Austin now came to the upper tributaries of the Murchison only to find them waterless. Even the deep cut channel of the Murchison itself was dry. They crossed the river, but beyond it all their efforts to penetrate westward were in vain. They had fought their way to within one hundred miles of Shark’s Bay, but they had then been so long without water that further advance meant certain death. Even during the retreat to the Murchison, the lives of the horses were saved only by the accidental discovery of a small native well in a most improbable situation, namely, in the middle of a bare ironstone plain. Their only course now was to fall back on the Murchison, hoping that they would find water at their crossing. Austin pushed on ahead of the main body, and struck the river twenty-five miles below their previous crossing, to make the tantalising discovery that the pools of water on which they had fixed their hopes were hopelessly salt.
A desperate and vain search was made to the southward, during a day of fierce and terrible heat; but on the next day, having made for some small hills they had sighted, they providentially found both water and grass. The whole party rested at this spot, which was gratefully named Mount Welcome.
Nothing daunted by the sufferings he had undergone, Austin now made another attempt to reach Shark’s Bay. On the way to the Murchison, they had induced an old native to come with them to point out the watering-places of the blacks. At first he was able to show them one or two that in all probability they would have missed, but after they had crossed the Murchison and proceeded some distance to the westward, the water the native had relied on was found to have disappeared, and it was only after the most acute sufferings from thirst and the loss of some more horses, that they managed to struggle back to Mount Welcome.
Austin’s conduct during these terrible marches seems to have bordered on the heroic. Whilst his companions fell away one by one and lay down to die, and the one native of the wilds was cowering weeping under a bush, he toiled on and managed to reach a little well which the blackfellow had formerly shown him. Without resting, he tramped back with water to revive his exhausted companions.
At Mount Welcome they found the water on the point of giving out, and weak and exhausted though they were, an immediate start had to be made to the Geraldine mine, a small settlement having been formed there to work the galena lode discovered by Gregory.
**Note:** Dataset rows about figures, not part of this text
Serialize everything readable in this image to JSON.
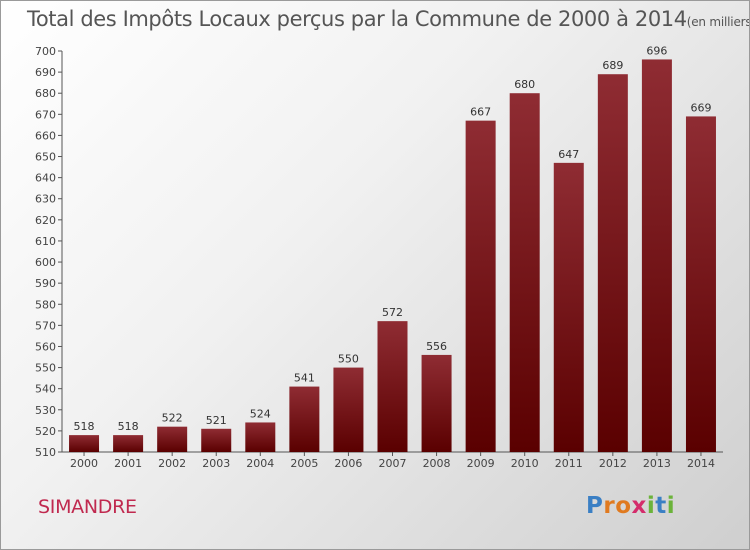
{
  "chart_data": {
    "type": "bar",
    "title": "Total des Impôts Locaux perçus par la Commune de 2000 à 2014",
    "unit_note": "(en milliers d'€)",
    "categories": [
      "2000",
      "2001",
      "2002",
      "2003",
      "2004",
      "2005",
      "2006",
      "2007",
      "2008",
      "2009",
      "2010",
      "2011",
      "2012",
      "2013",
      "2014"
    ],
    "values": [
      518,
      518,
      522,
      521,
      524,
      541,
      550,
      572,
      556,
      667,
      680,
      647,
      689,
      696,
      669
    ],
    "ylim": [
      510,
      700
    ],
    "ytick_step": 10,
    "grid": false,
    "data_labels": true,
    "bar_color": "#7a1418"
  },
  "commune": "SIMANDRE",
  "logo": {
    "letters": [
      "P",
      "r",
      "o",
      "x",
      "i",
      "t",
      "i"
    ],
    "colors": [
      "#3a7fc4",
      "#e07a1f",
      "#e07a1f",
      "#d42c6b",
      "#6bb33a",
      "#3a7fc4",
      "#6bb33a"
    ]
  }
}
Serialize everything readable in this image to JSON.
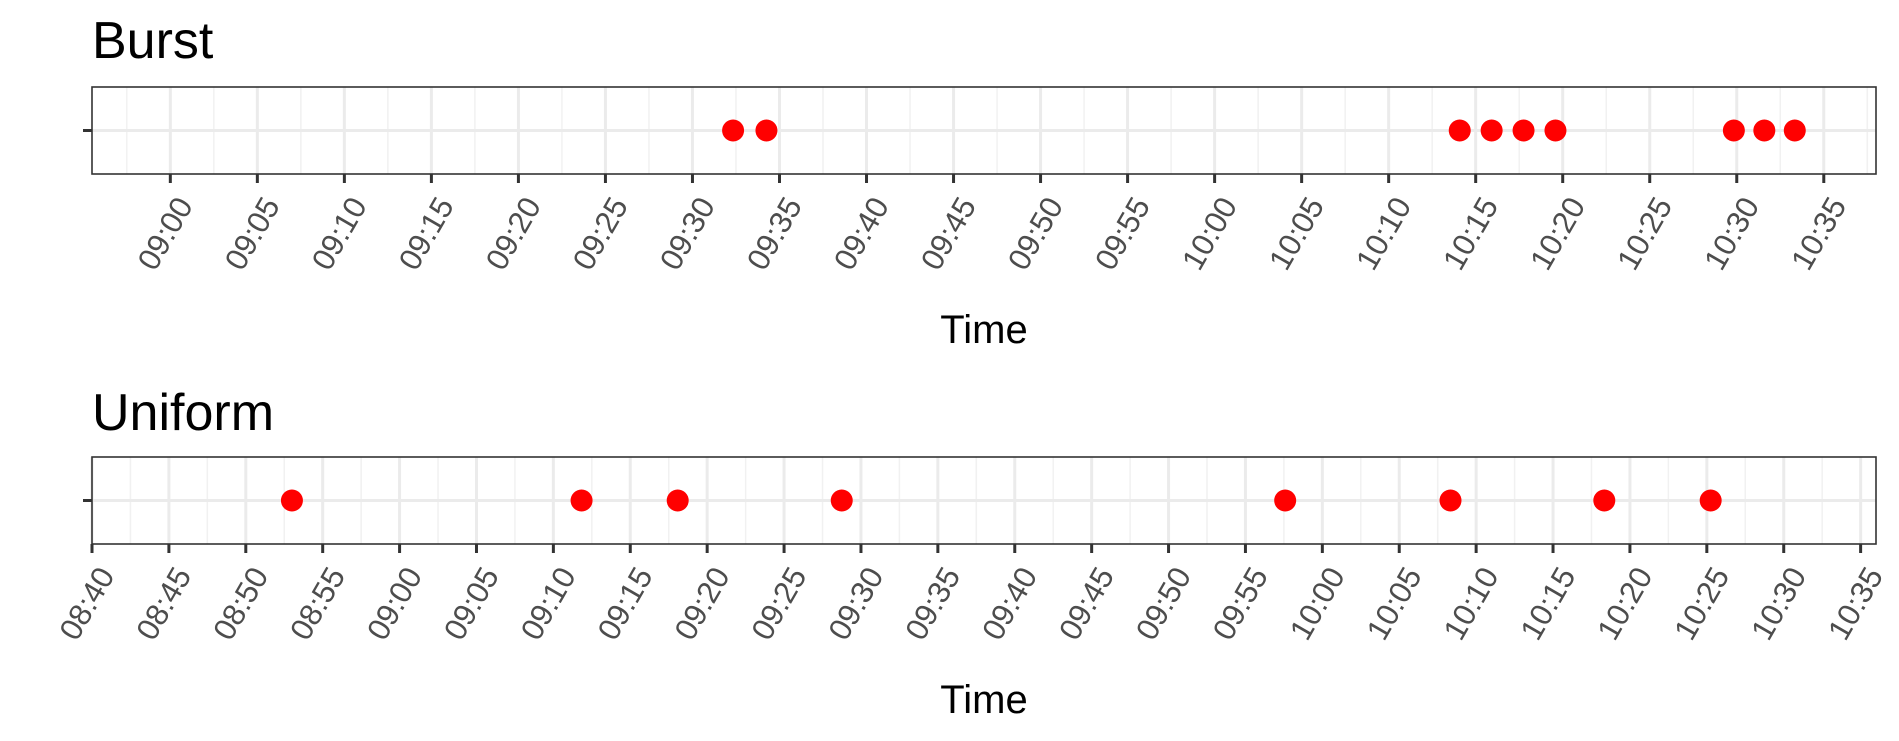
{
  "chart_data": [
    {
      "type": "scatter",
      "title": "Burst",
      "xlabel": "Time",
      "ylabel": "",
      "x_scale": "time",
      "xlim": [
        "08:55:30",
        "10:38:00"
      ],
      "x_ticks": [
        "09:00",
        "09:05",
        "09:10",
        "09:15",
        "09:20",
        "09:25",
        "09:30",
        "09:35",
        "09:40",
        "09:45",
        "09:50",
        "09:55",
        "10:00",
        "10:05",
        "10:10",
        "10:15",
        "10:20",
        "10:25",
        "10:30",
        "10:35"
      ],
      "grid": true,
      "legend": "none",
      "point_color": "#ff0000",
      "series": [
        {
          "x": [
            "09:32:20",
            "09:34:15",
            "10:14:05",
            "10:15:55",
            "10:17:45",
            "10:19:35",
            "10:29:50",
            "10:31:35",
            "10:33:20"
          ]
        }
      ]
    },
    {
      "type": "scatter",
      "title": "Uniform",
      "xlabel": "Time",
      "ylabel": "",
      "x_scale": "time",
      "xlim": [
        "08:40:00",
        "10:36:00"
      ],
      "x_ticks": [
        "08:40",
        "08:45",
        "08:50",
        "08:55",
        "09:00",
        "09:05",
        "09:10",
        "09:15",
        "09:20",
        "09:25",
        "09:30",
        "09:35",
        "09:40",
        "09:45",
        "09:50",
        "09:55",
        "10:00",
        "10:05",
        "10:10",
        "10:15",
        "10:20",
        "10:25",
        "10:30",
        "10:35"
      ],
      "grid": true,
      "legend": "none",
      "point_color": "#ff0000",
      "series": [
        {
          "x": [
            "08:53:00",
            "09:11:50",
            "09:18:05",
            "09:28:45",
            "09:57:35",
            "10:08:20",
            "10:18:20",
            "10:25:15"
          ]
        }
      ]
    }
  ]
}
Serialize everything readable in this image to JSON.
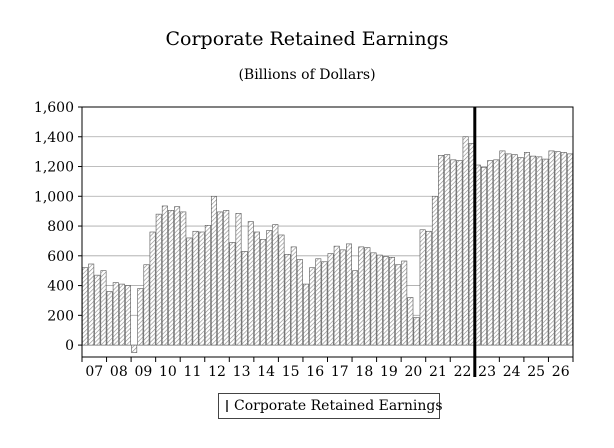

That they would ever reach the mine the explorers could not hope; they and their horses were in a state of extreme weakness, the distance to the mine was one hundred and sixty miles, and to the highest point on the Murchison, where Gregory had found water, their first stage was ninety miles. They began their journey at midnight, and by means of forced marches, travelling day and night, they reached Gregory’s old camp on the river. Fortunately they had found a small supply of water at one place on the way. From this point the worst of their perils were passed. They followed the river down, obtaining water from springs in the banks, and on the 27th of November arrived at the mine, where they were warmly entertained. Thence they returned to Perth, some by sea and some overland.